Look under the hood: plumbing, circulation, hydraulics.  They’re underground.  They’re not sexy.  No one talks about them.  And if they are second-rate, you can’t fix it, because it’s underground.  A well-designed pool will move all of the water in the pool uniformly through the filter, heater, and chemical system.  A poor system will keep circulating the top 15 inches of water, and hardly ever circulate the bottom 24 inches.

It’s not enough to have a main drain.  A pool with two skimmers and a main drain is probably taking 90% of its water from the skimmers and 10% from the bottom, because there is a huge amount of resistance caused by trying to suck water up nine feet vertically.  Pumps do not suck water up very well.  That’s why well pumps are at the bottom of your well and not in your cellar.

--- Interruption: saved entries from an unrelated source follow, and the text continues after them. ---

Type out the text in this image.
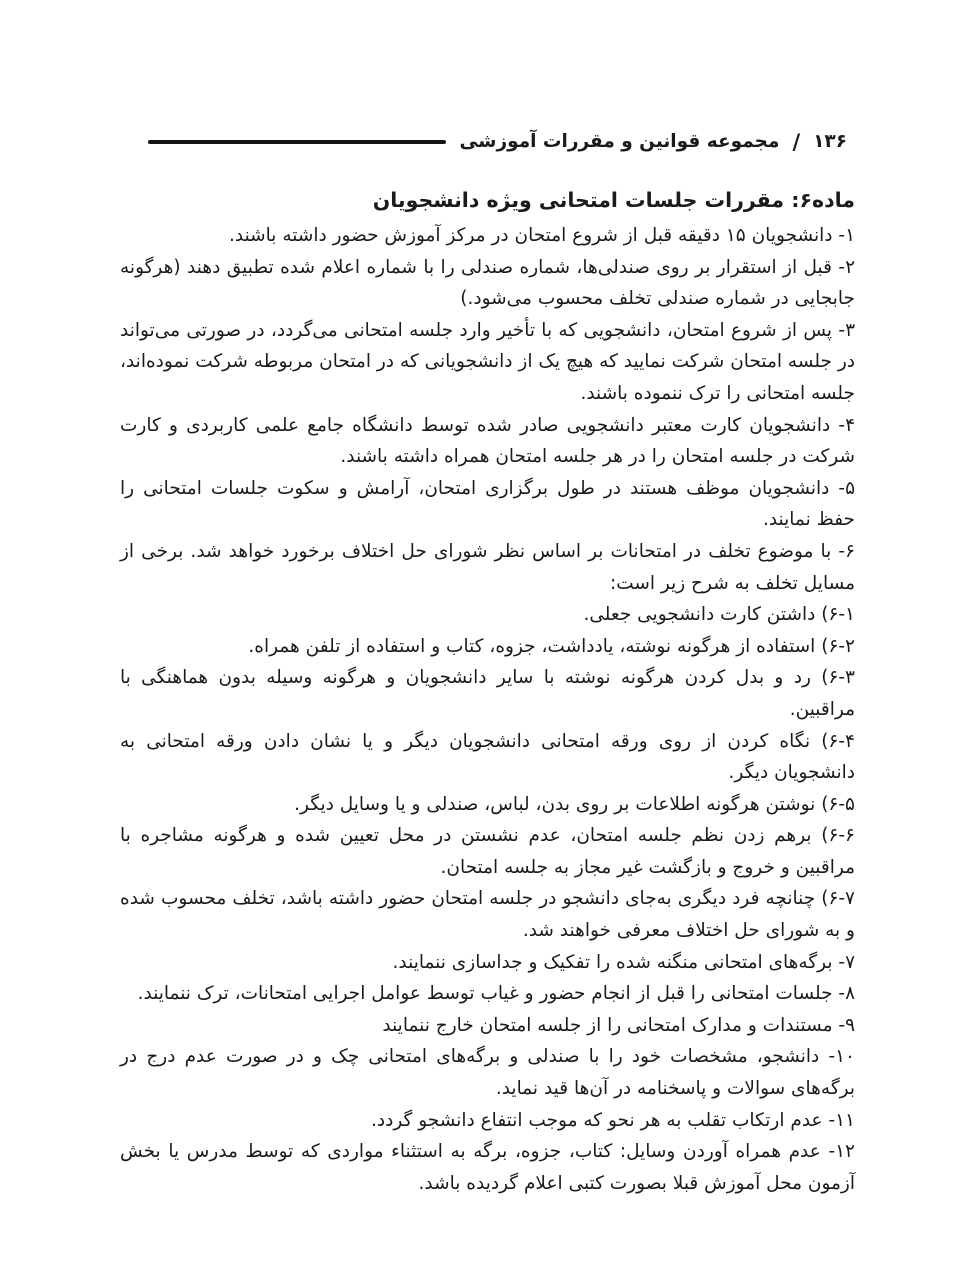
۱۳۶
/
مجموعه قوانین و مقررات آموزشی
ماده۶: مقررات جلسات امتحانی ویژه دانشجویان

۱- دانشجویان ۱۵ دقیقه قبل از شروع امتحان در مرکز آموزش حضور داشته باشند.

۲- قبل از استقرار بر روی صندلی‌ها، شماره صندلی را با شماره اعلام شده تطبیق دهند (هرگونه جابجایی در شماره صندلی تخلف محسوب می‌شود.)

۳- پس از شروع امتحان، دانشجویی که با تأخیر وارد جلسه امتحانی می‌گردد، در صورتی می‌تواند در جلسه امتحان شرکت نمایید که هیچ یک از دانشجویانی که در امتحان مربوطه شرکت نموده‌اند، جلسه امتحانی را ترک ننموده باشند.

۴- دانشجویان کارت معتبر دانشجویی صادر شده توسط دانشگاه جامع علمی کاربردی و کارت شرکت در جلسه امتحان را در هر جلسه امتحان همراه داشته باشند.

۵- دانشجویان موظف هستند در طول برگزاری امتحان، آرامش و سکوت جلسات امتحانی را حفظ نمایند.

۶- با موضوع تخلف در امتحانات بر اساس نظر شورای حل اختلاف برخورد خواهد شد. برخی از مسایل تخلف به شرح زیر است:

۶-۱) داشتن کارت دانشجویی جعلی.

۶-۲) استفاده از هرگونه نوشته، یادداشت، جزوه، کتاب و استفاده از تلفن همراه.

۶-۳) رد و بدل کردن هرگونه نوشته با سایر دانشجویان و هرگونه وسیله بدون هماهنگی با مراقبین.

۶-۴) نگاه کردن از روی ورقه امتحانی دانشجویان دیگر و یا نشان دادن ورقه امتحانی به دانشجویان دیگر.

۶-۵) نوشتن هرگونه اطلاعات بر روی بدن، لباس، صندلی و یا وسایل دیگر.

۶-۶) برهم زدن نظم جلسه امتحان، عدم نشستن در محل تعیین شده و هرگونه مشاجره با مراقبین و خروج و بازگشت غیر مجاز به جلسه امتحان.

۶-۷) چنانچه فرد دیگری به‌جای دانشجو در جلسه امتحان حضور داشته باشد، تخلف محسوب شده و به شورای حل اختلاف معرفی خواهند شد.

۷- برگه‌های امتحانی منگنه شده را تفکیک و جداسازی ننمایند.

۸- جلسات امتحانی را قبل از انجام حضور و غیاب توسط عوامل اجرایی امتحانات، ترک ننمایند.

۹- مستندات و مدارک امتحانی را از جلسه امتحان خارج ننمایند

۱۰- دانشجو، مشخصات خود را با صندلی و برگه‌های امتحانی چک و در صورت عدم درج در برگه‌های سوالات و پاسخنامه در آن‌ها قید نماید.

۱۱- عدم ارتکاب تقلب به هر نحو که موجب انتفاع دانشجو گردد.

۱۲- عدم همراه آوردن وسایل: کتاب، جزوه، برگه به استثناء مواردی که توسط مدرس یا بخش آزمون محل آموزش قبلا بصورت کتبی اعلام گردیده باشد.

Hydraulics is too complicated a subject to teach you here, and your builder may not even understand it – there is no licensing requirement to be proficient in hydraulics in New Hampshire (Live Free or Die).  Ask what thought that builder has put into it – and it will have nothing to do with a bigger filter.  The most water a 100 gallon per minute pump can put through a 40 gallon per minute pipe is 40 gallons per minute.  After that, you are just wasting electricity and over-heating the pump.  In fact, do not be impressed by a high-horsepower pump.  It’s an easy way to impress the consumer for $50 on a $20,000 job.  What you need is a pump, filter, hydraulic design, heater, etc. that are balanced.

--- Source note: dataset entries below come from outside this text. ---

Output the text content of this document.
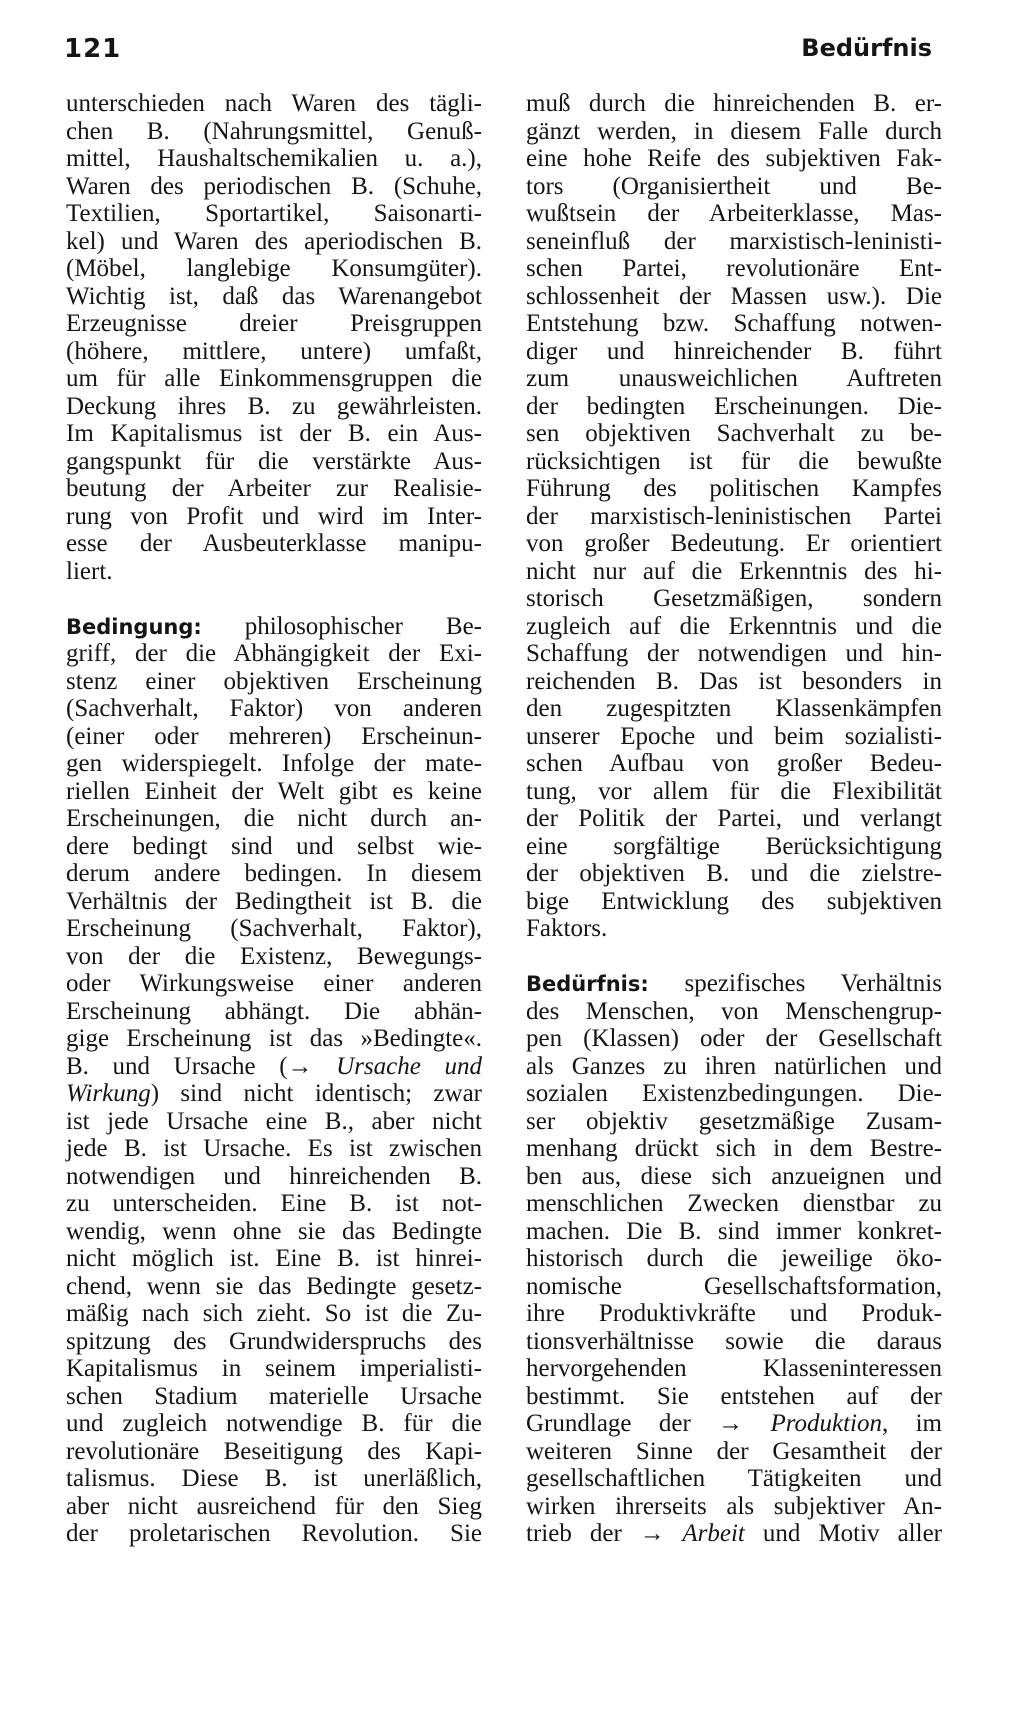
121	Bedürfnis
unterschieden nach Waren des tägli-
chen B. (Nahrungsmittel, Genuß-
mittel, Haushaltschemikalien u. a.),
Waren des periodischen B. (Schuhe,
Textilien, Sportartikel, Saisonarti-
kel) und Waren des aperiodischen B.
(Möbel, langlebige Konsumgüter).
Wichtig ist, daß das Warenangebot
Erzeugnisse dreier Preisgruppen
(höhere, mittlere, untere) umfaßt,
um für alle Einkommensgruppen die
Deckung ihres B. zu gewährleisten.
Im Kapitalismus ist der B. ein Aus-
gangspunkt für die verstärkte Aus-
beutung der Arbeiter zur Realisie-
rung von Profit und wird im Inter-
esse der Ausbeuterklasse manipu-
liert.
Bedingung: philosophischer Be-
griff, der die Abhängigkeit der Exi-
stenz einer objektiven Erscheinung
(Sachverhalt, Faktor) von anderen
(einer oder mehreren) Erscheinun-
gen widerspiegelt. Infolge der mate-
riellen Einheit der Welt gibt es keine
Erscheinungen, die nicht durch an-
dere bedingt sind und selbst wie-
derum andere bedingen. In diesem
Verhältnis der Bedingtheit ist B. die
Erscheinung (Sachverhalt, Faktor),
von der die Existenz, Bewegungs-
oder Wirkungsweise einer anderen
Erscheinung abhängt. Die abhän-
gige Erscheinung ist das »Bedingte«.
B. und Ursache (→ Ursache und
Wirkung) sind nicht identisch; zwar
ist jede Ursache eine B., aber nicht
jede B. ist Ursache. Es ist zwischen
notwendigen und hinreichenden B.
zu unterscheiden. Eine B. ist not-
wendig, wenn ohne sie das Bedingte
nicht möglich ist. Eine B. ist hinrei-
chend, wenn sie das Bedingte gesetz-
mäßig nach sich zieht. So ist die Zu-
spitzung des Grundwiderspruchs des
Kapitalismus in seinem imperialisti-
schen Stadium materielle Ursache
und zugleich notwendige B. für die
revolutionäre Beseitigung des Kapi-
talismus. Diese B. ist unerläßlich,
aber nicht ausreichend für den Sieg
der proletarischen Revolution. Sie
muß durch die hinreichenden B. er-
gänzt werden, in diesem Falle durch
eine hohe Reife des subjektiven Fak-
tors (Organisiertheit und Be-
wußtsein der Arbeiterklasse, Mas-
seneinfluß der marxistisch-leninisti-
schen Partei, revolutionäre Ent-
schlossenheit der Massen usw.). Die
Entstehung bzw. Schaffung notwen-
diger und hinreichender B. führt
zum unausweichlichen Auftreten
der bedingten Erscheinungen. Die-
sen objektiven Sachverhalt zu be-
rücksichtigen ist für die bewußte
Führung des politischen Kampfes
der marxistisch-leninistischen Partei
von großer Bedeutung. Er orientiert
nicht nur auf die Erkenntnis des hi-
storisch Gesetzmäßigen, sondern
zugleich auf die Erkenntnis und die
Schaffung der notwendigen und hin-
reichenden B. Das ist besonders in
den zugespitzten Klassenkämpfen
unserer Epoche und beim sozialisti-
schen Aufbau von großer Bedeu-
tung, vor allem für die Flexibilität
der Politik der Partei, und verlangt
eine sorgfältige Berücksichtigung
der objektiven B. und die zielstre-
bige Entwicklung des subjektiven
Faktors.
Bedürfnis: spezifisches Verhältnis
des Menschen, von Menschengrup-
pen (Klassen) oder der Gesellschaft
als Ganzes zu ihren natürlichen und
sozialen Existenzbedingungen. Die-
ser objektiv gesetzmäßige Zusam-
menhang drückt sich in dem Bestre-
ben aus, diese sich anzueignen und
menschlichen Zwecken dienstbar zu
machen. Die B. sind immer konkret-
historisch durch die jeweilige öko-
nomische Gesellschaftsformation,
ihre Produktivkräfte und Produk-
tionsverhältnisse sowie die daraus
hervorgehenden Klasseninteressen
bestimmt. Sie entstehen auf der
Grundlage der → Produktion, im
weiteren Sinne der Gesamtheit der
gesellschaftlichen Tätigkeiten und
wirken ihrerseits als subjektiver An-
trieb der → Arbeit und Motiv aller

If the builder uses a wider pipe coming from the bottom than coming from the top, it shows that they made an effort to balance the hydraulics.  Or perhaps he or she used valves, corners, or multiple pipes to spread out resistance.  I wouldn’t worry about checking the accuracy of their calculations.  Just see if they actually thought about the subject, and if their explanation even seems to make sense.